Книга: Дело №346
Назад: Глава 2
Дальше: Глава 4

Глава 3

Получив от начальства тонкую папку с делом №346/ 02 по факту смерти Тучкова Егора Ивановича, предположительно «Самоубийство», старший следователь Мешков прошел в свой кабинет, бросил папку на стол, но не стал ее открывать.
Он подошел к окну и склонился над большим цветочным горшком с каким-то экзотическим растением. Он не знал названия этого цветка и понятия не имел как за ним ухаживать. Судя по большим, все еще пышным листьям и ярким розовым цветам, которые теперь уныло свисали и сбрасывали по одному вялые, лишенные аромата лепестки, когда-то это было очень красивое растение. Но теперь цветок явно загибался. Ему явно чего-то не хватало или наоборот – этими цветами никогда не поймешь в чем причина. Мешков поливал его каждый день, поставил на самое светлое в кабинете место и теперь с неудовольствием думал, что возможно этот красавец вообще не любит солнца или переизбытка влаги. Мешков никогда не имел дела с цветами, за всю жизнь не вырастил ни одного растения, но по какой-то необъяснимой причине вцепился в этот цветок, который притащил кто-то из сотрудников, и желал во что бы то ни стало реанимировать его. Каждое утро, заходя в кабинет, он первым делом осматривал растение, каждое утро находил его во все более плачевном состоянии, и каждое утро у него слегка портилось настроение. И сейчас вид поникших листьев только усугубил раздражение, которое не покидало его с тех пор, как у него на руках оказалась эта папка с делом №346.

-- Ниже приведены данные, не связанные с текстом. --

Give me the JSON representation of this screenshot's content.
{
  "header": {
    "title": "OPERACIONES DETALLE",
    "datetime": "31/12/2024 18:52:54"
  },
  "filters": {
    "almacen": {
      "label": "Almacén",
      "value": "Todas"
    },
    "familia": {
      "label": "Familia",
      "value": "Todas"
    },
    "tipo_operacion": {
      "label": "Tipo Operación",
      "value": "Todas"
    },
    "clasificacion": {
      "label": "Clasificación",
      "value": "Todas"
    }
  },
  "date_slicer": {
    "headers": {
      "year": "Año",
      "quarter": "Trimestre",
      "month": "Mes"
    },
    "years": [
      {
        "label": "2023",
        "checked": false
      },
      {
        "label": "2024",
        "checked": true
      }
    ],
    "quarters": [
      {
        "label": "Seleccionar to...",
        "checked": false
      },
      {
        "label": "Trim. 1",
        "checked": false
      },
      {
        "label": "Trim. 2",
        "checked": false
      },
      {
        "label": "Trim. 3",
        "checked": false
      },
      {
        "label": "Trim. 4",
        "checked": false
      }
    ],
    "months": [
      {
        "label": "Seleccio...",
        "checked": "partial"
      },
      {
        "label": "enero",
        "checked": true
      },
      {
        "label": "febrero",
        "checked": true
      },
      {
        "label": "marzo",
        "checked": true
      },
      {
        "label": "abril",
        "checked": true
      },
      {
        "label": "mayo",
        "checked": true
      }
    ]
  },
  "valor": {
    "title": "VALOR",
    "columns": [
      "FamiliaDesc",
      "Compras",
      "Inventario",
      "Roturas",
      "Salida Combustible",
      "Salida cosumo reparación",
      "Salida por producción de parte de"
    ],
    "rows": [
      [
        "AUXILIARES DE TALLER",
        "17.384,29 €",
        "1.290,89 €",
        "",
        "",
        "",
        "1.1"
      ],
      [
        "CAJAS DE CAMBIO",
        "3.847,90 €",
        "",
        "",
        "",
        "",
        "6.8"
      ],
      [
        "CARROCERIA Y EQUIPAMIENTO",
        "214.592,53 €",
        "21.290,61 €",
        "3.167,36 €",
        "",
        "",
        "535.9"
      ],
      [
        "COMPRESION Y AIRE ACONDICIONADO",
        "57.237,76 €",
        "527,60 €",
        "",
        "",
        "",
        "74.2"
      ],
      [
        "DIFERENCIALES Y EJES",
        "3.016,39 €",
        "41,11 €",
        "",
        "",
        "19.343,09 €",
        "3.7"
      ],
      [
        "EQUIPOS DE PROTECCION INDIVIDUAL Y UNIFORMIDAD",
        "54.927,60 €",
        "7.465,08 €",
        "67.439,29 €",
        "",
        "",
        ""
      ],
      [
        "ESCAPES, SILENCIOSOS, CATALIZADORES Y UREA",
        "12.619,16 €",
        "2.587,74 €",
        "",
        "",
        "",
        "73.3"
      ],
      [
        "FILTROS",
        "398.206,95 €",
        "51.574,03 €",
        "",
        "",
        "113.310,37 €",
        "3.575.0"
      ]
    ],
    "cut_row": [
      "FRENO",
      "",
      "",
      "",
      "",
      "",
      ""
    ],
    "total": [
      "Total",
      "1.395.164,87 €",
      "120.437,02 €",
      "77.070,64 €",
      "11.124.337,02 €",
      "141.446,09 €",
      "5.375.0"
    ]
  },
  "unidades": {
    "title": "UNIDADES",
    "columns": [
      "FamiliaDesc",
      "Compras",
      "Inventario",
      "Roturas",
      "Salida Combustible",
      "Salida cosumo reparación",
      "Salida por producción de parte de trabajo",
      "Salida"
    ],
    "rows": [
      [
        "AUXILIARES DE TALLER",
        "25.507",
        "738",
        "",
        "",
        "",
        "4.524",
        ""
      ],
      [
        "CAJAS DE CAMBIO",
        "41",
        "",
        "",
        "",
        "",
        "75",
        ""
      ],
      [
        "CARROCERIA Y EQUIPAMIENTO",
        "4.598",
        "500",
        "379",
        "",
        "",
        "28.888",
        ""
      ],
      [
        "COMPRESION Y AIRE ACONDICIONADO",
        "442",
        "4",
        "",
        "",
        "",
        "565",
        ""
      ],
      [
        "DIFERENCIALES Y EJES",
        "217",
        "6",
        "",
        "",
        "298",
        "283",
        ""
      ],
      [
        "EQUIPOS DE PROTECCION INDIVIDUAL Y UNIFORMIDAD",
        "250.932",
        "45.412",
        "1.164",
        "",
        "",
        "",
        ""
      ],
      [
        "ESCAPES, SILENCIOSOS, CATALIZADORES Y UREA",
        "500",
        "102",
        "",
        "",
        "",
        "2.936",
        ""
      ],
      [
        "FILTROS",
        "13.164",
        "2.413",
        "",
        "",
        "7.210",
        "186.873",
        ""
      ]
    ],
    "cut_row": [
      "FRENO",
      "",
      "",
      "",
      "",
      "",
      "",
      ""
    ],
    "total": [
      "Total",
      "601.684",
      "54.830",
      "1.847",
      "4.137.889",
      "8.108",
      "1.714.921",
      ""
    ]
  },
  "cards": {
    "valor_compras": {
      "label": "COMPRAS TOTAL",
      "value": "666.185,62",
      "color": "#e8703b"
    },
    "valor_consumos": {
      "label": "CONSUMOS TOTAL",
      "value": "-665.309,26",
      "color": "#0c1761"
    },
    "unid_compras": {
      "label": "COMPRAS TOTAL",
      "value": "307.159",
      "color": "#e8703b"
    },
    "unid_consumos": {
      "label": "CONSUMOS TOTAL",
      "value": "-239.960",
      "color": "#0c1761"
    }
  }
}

Не то, чтобы он не любил таких дел. Скорее наоборот. Работа по этому делу подразумевала вращение в интеллигентной среде, опрос родственников, друзей, коллег, окружавших этого бедолагу, а возможно и приложивших руку к тому, что легким пятничным вечером, Тучков Егор Иванович, сорока двух лет от роду, врач-стоматолог, работавший в частной клинике и наверняка получавший неплохую зарплату, проживающий с женой в большом многоквартирном доме, по адресу Елецкая, 21, распахнул окно и, не оставив даже коротенькой предсмертной записки, шагнул в вечность. Мякишев считал себя хорошим психологом, в юности даже хотел изучать психиатрию, и полагал, что неплохо знает людей. Ведение этого дела позволит лишний раз в этом убедиться. Факт самоубийства не был установлен, нужно было собрать материал и отправить дело на судебно-психиатрическу экспертизу, которая, основываясь на материалах дела, решит, явилось ли падение из окна осознанным решением или кто-то на это решение повлиял.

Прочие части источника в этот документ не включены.